For the data given here:
feat_1 feat_2 Label
4.818919448 -8.88997718 0
2.239877125 -7.142062835 0
2.715454379 -9.392740116 0
1.457970779 -9.295304121 0
3.396769719 -4.696564243 0
-0.251264375 -3.11639814 0
1.553138885 -2.56360423 0
2.556077961 -1.639727669 0
3.264100784 -5.353501855 0
5.54079929 -2.810777111 0
-2.063969924 0.127805678 1
-1.691797179 0.835738844 1
-1.350084344 0.469993022 1
-1.672611658 0.873301506 1
-1.956488821 0.804911876 1
-1.529121941 1.112561558 1
-2.091905556 0.72908025 1
-1.835806179 0.801126086 1
-1.963433251 0.558394092 1
-2.576833733 -0.148751731 1
5.262121279 -0.291153029 2
4.150999653 4.60229228 2
2.538967939 5.642889255 2
9.908816157 2.380103599 2
9.876931469 2.29522071 2
6.691577612 -2.214740473 2
11.75361142 9.650193692 2
4.099660592 5.048216039 2
8.49165607 2.47194124 2
8.243607045 2.831411268 2
Where X
is given as the features (first 2 columns of table) and the labels y
is given by the third column.
I am using PCA then doing a k-means clustering.
CODE
from sklearn.preprocessing import StandardScaler, MinMaxScaler
from sklearn.decomposition import PCA
X = df.drop(columns=['Label']).values
y = df['Label'].values
pca = PCA().fit(X)
x_pca = pca.fit_transform(X)
from sklearn.cluster import KMeans
k_means = KMeans(n_clusters=3, random_state=42)

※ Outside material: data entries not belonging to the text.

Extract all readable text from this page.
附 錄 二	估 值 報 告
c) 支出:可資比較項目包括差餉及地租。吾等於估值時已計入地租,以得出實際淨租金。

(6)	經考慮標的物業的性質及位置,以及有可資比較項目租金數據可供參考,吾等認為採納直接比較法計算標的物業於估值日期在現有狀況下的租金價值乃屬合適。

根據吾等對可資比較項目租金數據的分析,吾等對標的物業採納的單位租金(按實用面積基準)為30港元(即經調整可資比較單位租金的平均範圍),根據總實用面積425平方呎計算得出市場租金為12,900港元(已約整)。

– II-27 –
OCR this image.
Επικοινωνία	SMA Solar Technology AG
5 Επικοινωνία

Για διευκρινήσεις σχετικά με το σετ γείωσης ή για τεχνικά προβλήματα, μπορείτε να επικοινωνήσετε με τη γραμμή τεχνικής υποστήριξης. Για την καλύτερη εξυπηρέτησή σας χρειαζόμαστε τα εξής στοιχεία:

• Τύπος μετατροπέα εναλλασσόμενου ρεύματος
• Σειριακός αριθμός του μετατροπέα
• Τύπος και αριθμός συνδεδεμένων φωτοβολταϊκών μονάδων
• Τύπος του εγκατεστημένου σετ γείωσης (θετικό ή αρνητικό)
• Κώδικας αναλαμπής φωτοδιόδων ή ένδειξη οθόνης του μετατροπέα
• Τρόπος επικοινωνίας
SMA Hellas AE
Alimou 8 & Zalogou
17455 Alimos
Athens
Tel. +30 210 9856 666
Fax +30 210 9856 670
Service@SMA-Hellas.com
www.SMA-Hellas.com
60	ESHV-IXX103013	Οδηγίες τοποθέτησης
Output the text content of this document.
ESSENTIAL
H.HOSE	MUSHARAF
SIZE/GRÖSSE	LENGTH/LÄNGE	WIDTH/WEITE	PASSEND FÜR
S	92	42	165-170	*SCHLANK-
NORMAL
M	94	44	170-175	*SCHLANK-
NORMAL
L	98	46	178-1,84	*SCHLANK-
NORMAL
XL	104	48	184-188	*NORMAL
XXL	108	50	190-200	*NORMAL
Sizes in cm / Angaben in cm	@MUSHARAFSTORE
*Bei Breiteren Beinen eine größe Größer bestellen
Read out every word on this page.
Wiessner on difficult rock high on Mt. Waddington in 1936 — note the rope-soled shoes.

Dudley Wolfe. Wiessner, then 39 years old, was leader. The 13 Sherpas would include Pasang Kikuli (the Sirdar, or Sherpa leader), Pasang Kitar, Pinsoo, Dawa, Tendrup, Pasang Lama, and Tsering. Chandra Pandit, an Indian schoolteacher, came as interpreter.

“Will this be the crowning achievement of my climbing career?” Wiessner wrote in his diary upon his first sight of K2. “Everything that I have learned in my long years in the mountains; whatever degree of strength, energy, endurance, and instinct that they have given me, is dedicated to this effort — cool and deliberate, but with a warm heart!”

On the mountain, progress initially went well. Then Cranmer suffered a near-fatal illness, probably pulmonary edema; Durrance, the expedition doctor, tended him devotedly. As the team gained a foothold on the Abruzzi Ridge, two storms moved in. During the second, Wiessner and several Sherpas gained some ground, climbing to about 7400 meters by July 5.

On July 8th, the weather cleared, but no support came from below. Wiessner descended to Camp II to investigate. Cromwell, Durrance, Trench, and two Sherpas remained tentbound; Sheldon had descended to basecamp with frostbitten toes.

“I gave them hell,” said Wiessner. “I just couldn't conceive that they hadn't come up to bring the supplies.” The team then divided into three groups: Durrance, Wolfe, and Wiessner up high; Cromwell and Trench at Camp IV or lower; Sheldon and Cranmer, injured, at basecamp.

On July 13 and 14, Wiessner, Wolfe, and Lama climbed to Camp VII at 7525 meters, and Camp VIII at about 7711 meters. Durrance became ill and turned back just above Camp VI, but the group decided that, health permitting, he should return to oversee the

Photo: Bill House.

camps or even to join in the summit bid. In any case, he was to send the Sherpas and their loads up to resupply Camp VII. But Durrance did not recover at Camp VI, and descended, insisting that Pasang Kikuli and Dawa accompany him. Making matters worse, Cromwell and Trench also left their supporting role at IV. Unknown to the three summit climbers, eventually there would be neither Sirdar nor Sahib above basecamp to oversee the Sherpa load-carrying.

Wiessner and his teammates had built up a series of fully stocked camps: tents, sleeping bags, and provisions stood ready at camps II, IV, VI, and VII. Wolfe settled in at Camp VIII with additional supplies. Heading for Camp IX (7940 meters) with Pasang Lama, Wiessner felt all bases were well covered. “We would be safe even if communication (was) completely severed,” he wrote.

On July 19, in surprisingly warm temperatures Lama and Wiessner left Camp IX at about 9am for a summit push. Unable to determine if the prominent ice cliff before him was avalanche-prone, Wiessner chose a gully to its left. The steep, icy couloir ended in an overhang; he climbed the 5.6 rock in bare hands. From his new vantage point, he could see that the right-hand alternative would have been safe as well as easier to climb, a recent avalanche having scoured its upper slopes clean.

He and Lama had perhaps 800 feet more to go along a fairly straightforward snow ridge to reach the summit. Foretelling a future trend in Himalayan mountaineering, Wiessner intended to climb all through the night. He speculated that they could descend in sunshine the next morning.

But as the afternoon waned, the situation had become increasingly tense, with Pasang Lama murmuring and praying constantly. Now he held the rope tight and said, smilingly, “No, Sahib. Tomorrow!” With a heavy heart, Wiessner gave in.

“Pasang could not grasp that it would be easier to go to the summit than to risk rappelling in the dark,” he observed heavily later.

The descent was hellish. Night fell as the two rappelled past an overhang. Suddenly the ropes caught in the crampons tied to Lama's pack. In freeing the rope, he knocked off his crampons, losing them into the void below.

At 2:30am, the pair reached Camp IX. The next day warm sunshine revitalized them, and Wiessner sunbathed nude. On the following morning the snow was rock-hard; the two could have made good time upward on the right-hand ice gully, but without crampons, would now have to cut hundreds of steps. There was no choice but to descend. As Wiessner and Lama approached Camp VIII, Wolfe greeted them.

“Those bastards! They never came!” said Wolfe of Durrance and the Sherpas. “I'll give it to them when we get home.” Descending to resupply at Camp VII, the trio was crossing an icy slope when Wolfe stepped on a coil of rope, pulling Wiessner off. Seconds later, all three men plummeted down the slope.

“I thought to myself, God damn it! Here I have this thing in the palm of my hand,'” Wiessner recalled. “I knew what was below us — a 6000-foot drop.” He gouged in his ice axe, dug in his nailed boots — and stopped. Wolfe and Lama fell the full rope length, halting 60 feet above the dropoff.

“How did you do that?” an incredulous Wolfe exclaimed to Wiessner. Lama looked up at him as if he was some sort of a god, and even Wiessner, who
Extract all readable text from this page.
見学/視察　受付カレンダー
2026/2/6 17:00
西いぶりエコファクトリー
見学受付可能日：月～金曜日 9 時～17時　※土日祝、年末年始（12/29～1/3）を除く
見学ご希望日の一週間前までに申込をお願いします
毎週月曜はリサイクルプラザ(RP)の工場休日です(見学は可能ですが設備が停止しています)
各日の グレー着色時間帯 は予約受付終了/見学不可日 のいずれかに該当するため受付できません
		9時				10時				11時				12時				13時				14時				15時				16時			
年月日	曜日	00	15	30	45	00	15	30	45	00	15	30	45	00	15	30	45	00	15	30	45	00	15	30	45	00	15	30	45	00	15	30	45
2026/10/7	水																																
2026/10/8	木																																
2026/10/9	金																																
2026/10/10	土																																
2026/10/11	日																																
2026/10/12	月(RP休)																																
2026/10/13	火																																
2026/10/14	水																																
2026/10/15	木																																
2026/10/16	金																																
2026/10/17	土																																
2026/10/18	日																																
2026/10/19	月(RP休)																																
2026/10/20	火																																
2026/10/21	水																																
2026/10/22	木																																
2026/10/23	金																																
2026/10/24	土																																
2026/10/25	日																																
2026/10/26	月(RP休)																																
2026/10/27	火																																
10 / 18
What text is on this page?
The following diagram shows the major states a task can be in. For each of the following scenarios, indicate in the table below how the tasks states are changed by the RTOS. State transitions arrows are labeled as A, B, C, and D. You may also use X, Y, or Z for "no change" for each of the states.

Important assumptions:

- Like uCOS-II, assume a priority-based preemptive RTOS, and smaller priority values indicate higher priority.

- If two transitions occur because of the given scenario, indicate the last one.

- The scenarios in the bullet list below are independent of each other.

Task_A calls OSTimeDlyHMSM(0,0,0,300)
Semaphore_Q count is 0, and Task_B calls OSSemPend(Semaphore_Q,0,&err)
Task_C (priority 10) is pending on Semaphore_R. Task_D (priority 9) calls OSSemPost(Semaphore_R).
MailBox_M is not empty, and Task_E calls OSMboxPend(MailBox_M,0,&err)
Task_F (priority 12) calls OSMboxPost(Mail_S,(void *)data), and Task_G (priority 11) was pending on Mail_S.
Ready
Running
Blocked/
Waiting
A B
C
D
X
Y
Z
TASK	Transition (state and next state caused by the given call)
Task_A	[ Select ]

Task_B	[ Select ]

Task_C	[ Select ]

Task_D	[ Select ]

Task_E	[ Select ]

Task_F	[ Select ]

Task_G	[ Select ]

k_means = k_means.fit(x_pca)
kmeans_labels = k_means.predict(x_pca)
kmeans_labels
target_names = ['class_0', 'class_1', 'class_2']
plt.figure(figsize=(8,6))
plot = plt.scatter(x_pca[:,0],x_pca[:,1],c=y,s=20, cmap=plt.cm.jet, linewidths=0, alpha=0.5)
plt.scatter(k_means.cluster_centers_[:,0], k_means.cluster_centers_[:,1], marker="x", color='k', s=40)
plt.legend(handles=plot.legend_elements()[0], labels=list(target_names))
plt.xlabel('feat_1')
plt.ylabel('feat_2')
plt.title('KMeans')
plt.show()
If I use c=y
in the plt.scatter plot, I get this:
If I use c=kmeans_labels
in the plt.scatter plot, I then get this:
The second plot separates the classes nicely.
Is this a correct view?
Also, can this data seperation be used to train a model like this:
X_train, X_test, y_train, y_test = train_test_split(x_pca, kmeans_labels, test_size=0.3, random_state=42)
or do I have to stick with the original labels like this:
X_train, X_test, y_train, y_test = train_test_split(x_pca, y, test_size=0.3, random_state=42)
where: y = df['Label'].values
?
Thanks for your help and time!
When you're using kmeans
' labels for visualization, you are showing how data is clustered ignoring the original labels. But your data is already labeled so clustering doesn't make sense. So the first visualization is the correct one and in the same way you should only use the original labels for training any models.
Based on the first visualization it seems that your classes are very intertwined and probably it would be impossible for simple models to predict. If it's possible I would recommend additional feature engineering before using models. But for any additional recommendations, we would need more information about your data.